I'll start with PR of another project that I really like to use - pyenv. This is the rbenv port for python, which is used to install the necessary versions of python into the user's folder in the ~ / .pyenv subsoil, and to activate the necessary version by hand or, more correctly, through the .pyenv-version file in the project folder.
Following this good old tradition of sharing sound ideas with the ruby community, I decided to port the idea of the Bundler (http://bundler.io/), and called it Pundle. This is the second part of the workflow associated with versions of interpreters and packages in Ruby, and, like the first, is quite reasonable.
The main idea of pundle is not to create a separate directory for each combination of package versions as in virtualenv, but instead to put all packages in a directory like .pundlerdir / python-version-variant / package-name-2.3.4, and at the start of the project , taking information from frozen.txt, activate the necessary versions of packages
')
This does not work well with packages that try to do all sorts of tricks with the deployment of .pth files in site-packages, but it works fine with normal options. And the overwhelming majority of them, well, about the cunning ones, there is time to figure out how to deal with them.
So, let's play:
> brew install pyenv
> pyenv install 3.4.1
> pyenv shell 3.4.1
> python --version
Python 3.4.1
Great, right version of the interpreter! You have already begun to switch to the third version in order to reverse the tendency to the slow dying of the language? Then we go further, inhale more novelty and create a file requirements.txt with the contents:
trafaret> 0.5
nomad> 1.8
Now let's run pundle:
> pip install pundle
...
> python -m pundle
Install some packages
... many beeches, symbols, interjections, meditation
At this stage, we put the packages and got the file frozen.txt.

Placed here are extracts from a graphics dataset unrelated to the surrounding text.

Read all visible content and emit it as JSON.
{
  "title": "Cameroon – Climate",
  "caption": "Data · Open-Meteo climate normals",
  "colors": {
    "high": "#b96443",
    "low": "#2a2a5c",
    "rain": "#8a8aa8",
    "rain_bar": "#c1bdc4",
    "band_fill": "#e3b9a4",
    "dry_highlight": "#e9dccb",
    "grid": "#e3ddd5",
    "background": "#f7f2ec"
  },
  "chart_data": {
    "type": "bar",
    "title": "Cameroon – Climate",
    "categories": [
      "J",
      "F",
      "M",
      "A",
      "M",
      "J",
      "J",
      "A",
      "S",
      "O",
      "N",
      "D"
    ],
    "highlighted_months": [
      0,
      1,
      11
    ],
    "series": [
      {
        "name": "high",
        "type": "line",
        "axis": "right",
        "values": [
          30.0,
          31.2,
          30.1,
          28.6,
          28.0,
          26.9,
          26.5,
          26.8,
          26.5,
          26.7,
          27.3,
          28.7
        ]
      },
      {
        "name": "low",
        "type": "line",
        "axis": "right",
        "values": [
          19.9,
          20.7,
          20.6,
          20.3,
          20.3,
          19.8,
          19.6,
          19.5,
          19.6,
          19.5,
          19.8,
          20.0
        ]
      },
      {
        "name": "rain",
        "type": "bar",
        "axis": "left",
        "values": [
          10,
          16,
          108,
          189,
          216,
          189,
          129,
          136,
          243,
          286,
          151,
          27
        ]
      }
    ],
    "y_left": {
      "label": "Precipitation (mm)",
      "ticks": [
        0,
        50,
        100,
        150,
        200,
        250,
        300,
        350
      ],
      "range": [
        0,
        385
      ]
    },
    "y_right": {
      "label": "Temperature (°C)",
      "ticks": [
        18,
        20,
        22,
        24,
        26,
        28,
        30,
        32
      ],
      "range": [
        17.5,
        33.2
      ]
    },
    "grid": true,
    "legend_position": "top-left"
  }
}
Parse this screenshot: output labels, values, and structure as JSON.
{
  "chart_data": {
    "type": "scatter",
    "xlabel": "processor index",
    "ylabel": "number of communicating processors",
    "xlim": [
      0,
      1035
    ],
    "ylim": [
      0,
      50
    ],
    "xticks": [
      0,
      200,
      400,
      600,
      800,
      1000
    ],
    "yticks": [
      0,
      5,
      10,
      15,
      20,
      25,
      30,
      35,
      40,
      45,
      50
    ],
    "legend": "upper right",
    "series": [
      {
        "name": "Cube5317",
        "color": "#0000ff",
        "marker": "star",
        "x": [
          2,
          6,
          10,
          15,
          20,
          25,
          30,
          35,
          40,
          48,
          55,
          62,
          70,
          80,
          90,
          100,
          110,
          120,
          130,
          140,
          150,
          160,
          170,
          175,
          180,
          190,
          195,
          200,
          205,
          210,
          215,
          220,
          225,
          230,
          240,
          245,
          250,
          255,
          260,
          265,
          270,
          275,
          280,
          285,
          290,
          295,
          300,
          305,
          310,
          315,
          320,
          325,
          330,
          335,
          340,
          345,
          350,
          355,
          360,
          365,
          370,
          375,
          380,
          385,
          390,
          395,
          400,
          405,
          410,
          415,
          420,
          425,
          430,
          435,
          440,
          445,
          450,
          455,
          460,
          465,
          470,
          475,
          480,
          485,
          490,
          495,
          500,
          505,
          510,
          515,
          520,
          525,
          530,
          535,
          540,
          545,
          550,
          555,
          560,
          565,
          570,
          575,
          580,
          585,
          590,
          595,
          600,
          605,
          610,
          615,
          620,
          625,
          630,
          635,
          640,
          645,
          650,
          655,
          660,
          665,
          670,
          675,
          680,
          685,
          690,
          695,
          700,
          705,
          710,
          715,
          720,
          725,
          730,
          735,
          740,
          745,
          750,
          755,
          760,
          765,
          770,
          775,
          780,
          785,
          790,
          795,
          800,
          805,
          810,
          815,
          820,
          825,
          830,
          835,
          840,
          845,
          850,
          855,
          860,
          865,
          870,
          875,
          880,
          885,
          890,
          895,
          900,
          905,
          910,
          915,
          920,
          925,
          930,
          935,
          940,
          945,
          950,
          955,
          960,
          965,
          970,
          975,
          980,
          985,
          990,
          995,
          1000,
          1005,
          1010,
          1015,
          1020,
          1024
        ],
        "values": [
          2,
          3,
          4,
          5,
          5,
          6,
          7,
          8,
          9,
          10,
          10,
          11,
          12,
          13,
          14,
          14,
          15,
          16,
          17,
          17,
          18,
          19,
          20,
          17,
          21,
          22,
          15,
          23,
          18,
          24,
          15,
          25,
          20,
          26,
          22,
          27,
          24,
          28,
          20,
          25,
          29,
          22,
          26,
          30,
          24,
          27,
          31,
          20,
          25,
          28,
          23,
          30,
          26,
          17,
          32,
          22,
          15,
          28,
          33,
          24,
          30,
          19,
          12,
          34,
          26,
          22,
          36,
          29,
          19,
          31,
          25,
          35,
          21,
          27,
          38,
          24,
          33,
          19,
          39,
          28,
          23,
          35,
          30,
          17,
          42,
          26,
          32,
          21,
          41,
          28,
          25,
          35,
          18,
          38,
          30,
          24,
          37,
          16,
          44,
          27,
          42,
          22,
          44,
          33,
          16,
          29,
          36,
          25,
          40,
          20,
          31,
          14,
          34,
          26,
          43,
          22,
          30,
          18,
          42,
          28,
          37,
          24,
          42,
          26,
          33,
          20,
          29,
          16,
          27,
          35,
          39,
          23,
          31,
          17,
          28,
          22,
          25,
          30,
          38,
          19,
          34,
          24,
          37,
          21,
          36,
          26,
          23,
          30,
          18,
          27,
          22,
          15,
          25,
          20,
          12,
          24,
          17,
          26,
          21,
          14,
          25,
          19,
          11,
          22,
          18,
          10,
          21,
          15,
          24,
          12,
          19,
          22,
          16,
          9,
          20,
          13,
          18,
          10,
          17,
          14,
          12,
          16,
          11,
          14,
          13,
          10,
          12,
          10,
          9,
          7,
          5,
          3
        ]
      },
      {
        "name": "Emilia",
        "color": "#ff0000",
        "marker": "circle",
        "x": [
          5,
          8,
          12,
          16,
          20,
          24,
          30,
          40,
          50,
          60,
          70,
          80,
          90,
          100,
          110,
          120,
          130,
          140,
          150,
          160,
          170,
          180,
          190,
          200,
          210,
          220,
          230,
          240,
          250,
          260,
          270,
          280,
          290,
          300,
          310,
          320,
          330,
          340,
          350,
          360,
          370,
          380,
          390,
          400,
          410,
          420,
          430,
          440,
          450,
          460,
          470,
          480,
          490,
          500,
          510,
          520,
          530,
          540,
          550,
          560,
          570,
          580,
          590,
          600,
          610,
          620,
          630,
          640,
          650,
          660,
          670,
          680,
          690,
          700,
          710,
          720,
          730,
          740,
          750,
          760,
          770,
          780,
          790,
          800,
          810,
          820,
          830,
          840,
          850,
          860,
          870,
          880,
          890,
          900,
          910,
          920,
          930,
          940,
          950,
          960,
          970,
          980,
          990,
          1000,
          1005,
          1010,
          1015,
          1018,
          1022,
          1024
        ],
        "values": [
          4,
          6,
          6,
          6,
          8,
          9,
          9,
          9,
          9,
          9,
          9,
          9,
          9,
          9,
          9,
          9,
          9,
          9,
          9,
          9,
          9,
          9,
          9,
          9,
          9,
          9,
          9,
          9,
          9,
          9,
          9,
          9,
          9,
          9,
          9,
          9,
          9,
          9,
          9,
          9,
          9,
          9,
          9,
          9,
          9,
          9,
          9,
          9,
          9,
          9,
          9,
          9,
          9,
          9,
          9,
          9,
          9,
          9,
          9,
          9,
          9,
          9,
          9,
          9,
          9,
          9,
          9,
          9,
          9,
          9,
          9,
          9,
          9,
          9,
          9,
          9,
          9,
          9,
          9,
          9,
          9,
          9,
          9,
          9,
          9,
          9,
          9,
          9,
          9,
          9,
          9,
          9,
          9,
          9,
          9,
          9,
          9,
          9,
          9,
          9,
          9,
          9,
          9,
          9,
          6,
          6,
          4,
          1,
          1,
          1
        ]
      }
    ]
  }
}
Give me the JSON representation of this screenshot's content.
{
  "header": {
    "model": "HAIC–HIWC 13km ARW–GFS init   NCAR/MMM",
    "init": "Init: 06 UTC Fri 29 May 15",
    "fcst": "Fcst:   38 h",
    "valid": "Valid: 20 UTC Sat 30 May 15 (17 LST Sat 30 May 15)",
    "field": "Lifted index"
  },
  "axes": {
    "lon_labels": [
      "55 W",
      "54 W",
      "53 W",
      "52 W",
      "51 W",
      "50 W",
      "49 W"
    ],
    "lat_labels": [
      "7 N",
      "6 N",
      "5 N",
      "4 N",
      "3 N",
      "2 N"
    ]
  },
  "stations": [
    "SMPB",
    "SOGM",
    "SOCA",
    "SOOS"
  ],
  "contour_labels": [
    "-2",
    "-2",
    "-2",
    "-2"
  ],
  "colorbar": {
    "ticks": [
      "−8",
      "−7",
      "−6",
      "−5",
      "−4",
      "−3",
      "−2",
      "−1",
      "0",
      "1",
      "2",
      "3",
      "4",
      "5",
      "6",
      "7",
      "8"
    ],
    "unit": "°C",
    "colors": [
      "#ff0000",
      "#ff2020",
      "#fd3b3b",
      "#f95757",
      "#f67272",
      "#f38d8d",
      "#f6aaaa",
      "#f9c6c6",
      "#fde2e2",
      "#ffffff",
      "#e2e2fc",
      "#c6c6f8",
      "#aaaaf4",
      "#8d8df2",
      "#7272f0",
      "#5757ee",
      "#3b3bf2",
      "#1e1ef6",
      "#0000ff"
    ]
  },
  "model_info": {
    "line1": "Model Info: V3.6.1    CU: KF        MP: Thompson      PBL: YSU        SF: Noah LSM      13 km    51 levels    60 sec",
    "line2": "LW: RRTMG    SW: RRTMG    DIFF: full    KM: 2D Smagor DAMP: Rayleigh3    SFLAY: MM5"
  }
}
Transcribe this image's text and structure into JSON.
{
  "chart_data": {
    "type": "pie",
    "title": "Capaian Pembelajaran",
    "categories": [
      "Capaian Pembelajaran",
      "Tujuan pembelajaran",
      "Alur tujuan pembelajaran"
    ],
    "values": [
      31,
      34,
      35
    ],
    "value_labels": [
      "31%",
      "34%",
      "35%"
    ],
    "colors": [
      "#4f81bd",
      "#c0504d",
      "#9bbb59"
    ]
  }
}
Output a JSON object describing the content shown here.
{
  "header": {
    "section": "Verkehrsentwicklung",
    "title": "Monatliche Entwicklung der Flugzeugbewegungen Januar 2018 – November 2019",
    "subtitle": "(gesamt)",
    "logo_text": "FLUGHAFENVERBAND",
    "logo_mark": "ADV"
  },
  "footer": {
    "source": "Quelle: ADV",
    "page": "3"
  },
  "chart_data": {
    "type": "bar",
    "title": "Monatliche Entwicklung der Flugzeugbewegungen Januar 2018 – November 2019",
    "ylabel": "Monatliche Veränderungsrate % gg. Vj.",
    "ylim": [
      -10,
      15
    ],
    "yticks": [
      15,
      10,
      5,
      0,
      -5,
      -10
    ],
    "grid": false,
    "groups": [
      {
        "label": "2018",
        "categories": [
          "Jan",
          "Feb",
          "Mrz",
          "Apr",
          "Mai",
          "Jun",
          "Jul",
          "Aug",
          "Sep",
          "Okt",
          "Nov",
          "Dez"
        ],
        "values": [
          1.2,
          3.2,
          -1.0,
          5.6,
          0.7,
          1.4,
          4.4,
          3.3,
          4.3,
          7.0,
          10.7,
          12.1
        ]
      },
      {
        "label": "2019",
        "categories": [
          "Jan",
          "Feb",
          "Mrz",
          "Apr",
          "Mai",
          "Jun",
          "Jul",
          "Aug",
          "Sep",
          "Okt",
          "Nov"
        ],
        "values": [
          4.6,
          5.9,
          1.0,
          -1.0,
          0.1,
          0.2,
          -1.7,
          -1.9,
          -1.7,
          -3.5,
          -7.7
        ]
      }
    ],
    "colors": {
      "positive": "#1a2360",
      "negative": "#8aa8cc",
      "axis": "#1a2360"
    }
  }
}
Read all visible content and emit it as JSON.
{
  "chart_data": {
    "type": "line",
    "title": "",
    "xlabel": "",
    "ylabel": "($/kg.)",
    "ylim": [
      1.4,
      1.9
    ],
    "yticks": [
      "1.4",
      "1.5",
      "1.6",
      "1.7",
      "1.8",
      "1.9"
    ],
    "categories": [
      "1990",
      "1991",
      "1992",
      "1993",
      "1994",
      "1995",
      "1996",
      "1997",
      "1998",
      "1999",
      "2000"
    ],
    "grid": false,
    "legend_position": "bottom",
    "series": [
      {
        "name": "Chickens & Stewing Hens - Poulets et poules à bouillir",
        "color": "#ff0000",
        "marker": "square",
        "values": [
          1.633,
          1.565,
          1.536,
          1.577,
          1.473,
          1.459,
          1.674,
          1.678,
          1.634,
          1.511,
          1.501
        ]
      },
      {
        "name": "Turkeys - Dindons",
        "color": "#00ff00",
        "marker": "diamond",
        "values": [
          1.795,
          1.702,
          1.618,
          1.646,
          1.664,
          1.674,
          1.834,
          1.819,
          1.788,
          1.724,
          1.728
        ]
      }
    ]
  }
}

nomad == 1.9 # nomad << requirements file
opster == 4.1 # opster> = 4.0 << nomad << requirements file
termcolor == 1.1.0 # termcolor << nomad << requirements file
trafaret == 0.5.3 # trafaret << requirements file
We received two packages that we wanted, and a pair of load as nomad dependencies (also a good
thing , but Sasha better burns himself about her).
Then we have two options - the first is in the file with which we plan to launch our project with our hands to import the pundle and ask it to activate the necessary versions of the projects.
I prefer the fixate command to add activation of the required package versions to usercustomize.py:
> python -m pundle fixate
From this point on, we can start the interpreter and automatically have access to the necessary versions of the packages:
> python
>>> import nomad
>>> nomad .__ version__
'1.9'
pyenv here
github.com/yyuu/pyenvpundle here
github.com/Deepwalker/pundlerIt is necessary to use it on the developer's machine, and not during the deployment. On the server, there is no sense in five pythons and seven djangos.
I enjoy using both projects in real work, and I really like not messing with virtualenv and interpreter versions. But I'm a little bored with using pundle alone, so I took up the PR and invited everyone to change the workflow of the modern pythoner to a new and advanced one.